Jad Ganem- Victims of Terrorism: Has the Time Come for the Church to Recognize their Sainthood?

 Arabic original here.

 


Victims of Terrorism: Has the Time Come for the Church to Recognize their Sainthood?

On Sunday, June 22, 2025, as the Greek Orthodox Church of Mar Elias in Dweilaa, Damascus welcomed its congregation during the evening Divine Liturgy, a terrifying scene interrupted the prayers: a suicide bomber blew himself up inside the church and the criminals accompanying him opened fire on the faithful in the house of God.

The scene is not new to the Christians of Antioch and All the East. This sort of bloodthirsty targeting has become a tragic part of their reality, recurring time and again, and with each recurrence there come canned statements of international condemnation which fail to prevent death, preserve life, or deter aggressors.

But what is more painful than the crime itself is that the martyrs are generally buried amidst official silence, without explicit recognition of their martyrdom by the Church. The churches hesitate, refrain and avoid declaring the sainthood of these martyrs. They avoid describing their martyrdom as it really is: dying for the sake of the faith, being systematically targeted because of their Christian identity, in an atmosphere of rampant religious terrorism.

This hesitancy might be due to fear of further violence, out of a desire to preserve a fragile “coexistence,” or out of complex political concerns. But, before this blood spilled on the altar of prayer, there is no place for courtesy or ambiguity. The blood of the innocent, which has been mixed with oil, incense and the Eucharist, which has covered icons and walls, allows for no equivocation. It cries out demanding truth, recognition and dignity.

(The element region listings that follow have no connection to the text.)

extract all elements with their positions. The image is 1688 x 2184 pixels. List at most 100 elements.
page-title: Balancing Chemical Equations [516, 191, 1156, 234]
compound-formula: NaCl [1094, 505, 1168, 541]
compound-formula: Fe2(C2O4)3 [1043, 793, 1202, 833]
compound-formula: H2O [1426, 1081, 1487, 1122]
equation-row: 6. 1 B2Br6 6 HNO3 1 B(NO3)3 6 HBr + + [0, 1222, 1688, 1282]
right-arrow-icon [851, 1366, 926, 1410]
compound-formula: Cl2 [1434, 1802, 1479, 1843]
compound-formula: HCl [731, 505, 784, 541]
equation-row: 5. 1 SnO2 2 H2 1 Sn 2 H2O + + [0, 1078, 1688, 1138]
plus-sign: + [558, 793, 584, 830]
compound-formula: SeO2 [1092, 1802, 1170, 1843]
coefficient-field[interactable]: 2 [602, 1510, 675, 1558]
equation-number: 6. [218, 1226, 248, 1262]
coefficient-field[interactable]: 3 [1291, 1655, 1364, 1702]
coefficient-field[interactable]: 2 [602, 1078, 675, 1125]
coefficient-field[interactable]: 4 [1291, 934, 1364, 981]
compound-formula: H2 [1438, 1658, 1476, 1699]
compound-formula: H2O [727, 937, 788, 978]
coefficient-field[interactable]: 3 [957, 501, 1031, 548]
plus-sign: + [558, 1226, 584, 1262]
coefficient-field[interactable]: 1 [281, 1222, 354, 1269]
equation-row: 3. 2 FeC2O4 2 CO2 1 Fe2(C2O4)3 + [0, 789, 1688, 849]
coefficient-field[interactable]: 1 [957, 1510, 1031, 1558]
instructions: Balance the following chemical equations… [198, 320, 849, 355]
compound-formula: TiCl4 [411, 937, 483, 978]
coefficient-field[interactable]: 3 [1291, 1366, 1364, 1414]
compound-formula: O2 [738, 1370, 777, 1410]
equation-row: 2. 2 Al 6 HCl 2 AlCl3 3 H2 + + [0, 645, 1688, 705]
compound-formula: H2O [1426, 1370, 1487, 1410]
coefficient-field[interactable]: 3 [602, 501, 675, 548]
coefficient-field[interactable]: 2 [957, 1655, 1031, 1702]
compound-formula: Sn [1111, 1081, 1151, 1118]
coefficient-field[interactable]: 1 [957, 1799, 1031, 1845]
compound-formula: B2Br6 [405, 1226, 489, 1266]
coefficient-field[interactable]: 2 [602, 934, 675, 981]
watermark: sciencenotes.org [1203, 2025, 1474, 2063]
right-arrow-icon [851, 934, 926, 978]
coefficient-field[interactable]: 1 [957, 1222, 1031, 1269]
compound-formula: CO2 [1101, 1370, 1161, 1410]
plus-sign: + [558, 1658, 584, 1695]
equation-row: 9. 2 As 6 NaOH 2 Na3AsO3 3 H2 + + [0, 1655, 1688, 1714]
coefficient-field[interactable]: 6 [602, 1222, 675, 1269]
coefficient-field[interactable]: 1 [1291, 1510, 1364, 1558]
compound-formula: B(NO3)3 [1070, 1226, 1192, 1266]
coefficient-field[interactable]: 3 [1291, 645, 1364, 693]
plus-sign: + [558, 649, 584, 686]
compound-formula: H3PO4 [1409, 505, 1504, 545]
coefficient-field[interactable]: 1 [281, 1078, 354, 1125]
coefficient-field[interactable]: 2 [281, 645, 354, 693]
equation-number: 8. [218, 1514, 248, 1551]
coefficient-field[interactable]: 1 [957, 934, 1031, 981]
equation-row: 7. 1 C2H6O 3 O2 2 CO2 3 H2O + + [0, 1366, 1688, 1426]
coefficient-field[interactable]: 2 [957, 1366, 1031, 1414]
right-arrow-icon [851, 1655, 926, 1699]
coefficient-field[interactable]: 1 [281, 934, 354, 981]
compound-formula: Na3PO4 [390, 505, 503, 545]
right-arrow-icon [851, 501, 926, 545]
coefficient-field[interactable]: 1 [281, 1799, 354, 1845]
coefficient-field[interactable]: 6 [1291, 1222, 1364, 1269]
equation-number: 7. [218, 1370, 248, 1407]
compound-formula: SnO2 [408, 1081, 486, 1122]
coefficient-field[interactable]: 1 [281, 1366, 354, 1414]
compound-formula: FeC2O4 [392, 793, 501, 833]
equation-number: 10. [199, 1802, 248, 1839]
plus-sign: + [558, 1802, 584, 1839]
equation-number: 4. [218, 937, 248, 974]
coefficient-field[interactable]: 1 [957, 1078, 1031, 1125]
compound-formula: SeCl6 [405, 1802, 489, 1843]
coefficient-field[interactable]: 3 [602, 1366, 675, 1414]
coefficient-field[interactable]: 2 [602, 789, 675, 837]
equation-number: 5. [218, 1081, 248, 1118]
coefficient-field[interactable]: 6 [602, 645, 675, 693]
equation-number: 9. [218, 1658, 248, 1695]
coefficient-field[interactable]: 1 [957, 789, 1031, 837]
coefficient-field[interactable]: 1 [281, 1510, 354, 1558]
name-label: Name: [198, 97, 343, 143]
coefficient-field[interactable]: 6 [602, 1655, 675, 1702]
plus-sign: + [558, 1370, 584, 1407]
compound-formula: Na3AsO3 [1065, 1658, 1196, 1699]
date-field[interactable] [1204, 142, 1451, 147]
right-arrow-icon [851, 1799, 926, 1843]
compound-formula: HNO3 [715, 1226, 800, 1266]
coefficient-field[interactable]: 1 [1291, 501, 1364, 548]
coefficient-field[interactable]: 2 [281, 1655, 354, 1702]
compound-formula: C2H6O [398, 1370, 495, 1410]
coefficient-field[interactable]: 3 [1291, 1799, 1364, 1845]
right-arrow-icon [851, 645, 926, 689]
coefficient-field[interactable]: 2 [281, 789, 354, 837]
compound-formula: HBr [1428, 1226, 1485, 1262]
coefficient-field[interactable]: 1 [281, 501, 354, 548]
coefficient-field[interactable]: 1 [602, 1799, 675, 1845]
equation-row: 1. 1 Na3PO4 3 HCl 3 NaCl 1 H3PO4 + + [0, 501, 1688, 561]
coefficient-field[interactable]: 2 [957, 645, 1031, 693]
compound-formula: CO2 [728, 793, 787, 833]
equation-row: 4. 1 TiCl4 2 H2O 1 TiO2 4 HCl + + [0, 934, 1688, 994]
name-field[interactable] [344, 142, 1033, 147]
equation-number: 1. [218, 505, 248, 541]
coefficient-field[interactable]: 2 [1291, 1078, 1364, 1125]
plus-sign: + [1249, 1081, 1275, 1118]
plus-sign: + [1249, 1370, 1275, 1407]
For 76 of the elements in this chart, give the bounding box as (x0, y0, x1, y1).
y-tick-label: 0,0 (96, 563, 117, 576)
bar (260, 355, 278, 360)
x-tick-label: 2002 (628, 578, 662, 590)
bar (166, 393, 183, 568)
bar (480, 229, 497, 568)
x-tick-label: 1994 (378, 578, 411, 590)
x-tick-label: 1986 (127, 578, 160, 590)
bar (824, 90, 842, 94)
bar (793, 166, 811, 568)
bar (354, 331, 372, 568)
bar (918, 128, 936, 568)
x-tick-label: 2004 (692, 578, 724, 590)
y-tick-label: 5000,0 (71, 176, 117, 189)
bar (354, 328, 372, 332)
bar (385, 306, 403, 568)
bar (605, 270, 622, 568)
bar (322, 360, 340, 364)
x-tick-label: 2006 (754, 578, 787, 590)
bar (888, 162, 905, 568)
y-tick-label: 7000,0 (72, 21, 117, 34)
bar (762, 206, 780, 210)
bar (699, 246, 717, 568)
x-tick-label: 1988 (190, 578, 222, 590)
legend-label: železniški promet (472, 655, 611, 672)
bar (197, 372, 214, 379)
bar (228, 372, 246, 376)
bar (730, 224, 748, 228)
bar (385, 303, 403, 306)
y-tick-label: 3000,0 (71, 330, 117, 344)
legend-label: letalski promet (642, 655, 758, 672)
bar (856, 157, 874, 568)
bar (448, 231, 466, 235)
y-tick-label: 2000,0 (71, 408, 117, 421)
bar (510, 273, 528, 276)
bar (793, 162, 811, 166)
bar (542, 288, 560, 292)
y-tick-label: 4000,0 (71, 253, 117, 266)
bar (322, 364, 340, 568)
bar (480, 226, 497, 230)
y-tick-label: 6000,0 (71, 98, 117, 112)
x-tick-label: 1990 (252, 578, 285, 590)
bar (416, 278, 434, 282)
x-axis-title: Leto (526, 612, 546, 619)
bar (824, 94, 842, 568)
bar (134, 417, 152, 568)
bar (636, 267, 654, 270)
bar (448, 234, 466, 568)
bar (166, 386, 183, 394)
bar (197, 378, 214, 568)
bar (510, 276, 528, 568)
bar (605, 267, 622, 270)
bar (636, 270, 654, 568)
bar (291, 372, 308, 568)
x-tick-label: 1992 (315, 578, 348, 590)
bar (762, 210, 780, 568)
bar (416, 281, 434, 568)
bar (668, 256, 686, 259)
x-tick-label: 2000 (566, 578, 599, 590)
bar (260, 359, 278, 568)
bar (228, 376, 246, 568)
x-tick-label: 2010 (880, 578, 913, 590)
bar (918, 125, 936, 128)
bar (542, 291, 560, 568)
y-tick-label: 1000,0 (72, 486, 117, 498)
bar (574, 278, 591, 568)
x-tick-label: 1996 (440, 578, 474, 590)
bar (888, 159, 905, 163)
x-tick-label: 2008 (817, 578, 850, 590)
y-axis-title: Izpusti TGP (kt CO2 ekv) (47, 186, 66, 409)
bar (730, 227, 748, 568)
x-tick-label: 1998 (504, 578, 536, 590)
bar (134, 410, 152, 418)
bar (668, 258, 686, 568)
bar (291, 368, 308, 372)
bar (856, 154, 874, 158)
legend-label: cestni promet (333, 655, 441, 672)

Martyrs, as Metropolitan Georges (Khodr) says, “do not need human testimony. Their blood attests that the Spirit is in them. Through love they have transcended the body of dust and have become pillars of light. God will not judge them on the Last Day. They have passed through judgment into glory. They do not need a human statement to reveal their power. If we declare their sainthood, we only do so out of obedience to the One of whom they are worthy. They are in the company of Christ, as Paul says. They have hope for the highest glory in what Orthodox theology calls paradise. However, only the martyr crosses all the heavens and settles on the thrones of glory. We belong to him as he belongs to Christ.”

Therefore, the Antiochian Church is called today to take a bold and prophetic step. The time has come for the Holy Synod to declare the sainthood of these martyrs and those who preceded them along the same path, and to recognize them as “martyrs of religious extremist terrorism.”

In this context, it is likewise requested of the Christian churches in the Middle East to rise above their differences, having been united by the martyrdom of blood, and to designate a common feast for all the Christian martyrs who have fallen because of religious terrorism throughout the Middle East.

Such a recognition is not intended to stir up resentment or fuel hatred. Rather, it is an act of truth and justice, an expression of loyalty to those who “loved unto death,” and proof that the Church, despite her wounds, still preserves the deposit of the martyrs, repeating with every new generation, “Blood is not forgotten and holiness is not defeated.”

The martyrs who fell in the Church of Mar Elias, like other martyrs, were not killed randomly, but because they were praying in Christ’s name. This alone is enough for us to raise up their icons, to seek their intercession along with the saints, and to cite as examples when the history of the Church is recounted, ever defeating death by faith, defeating hatred and malice by love.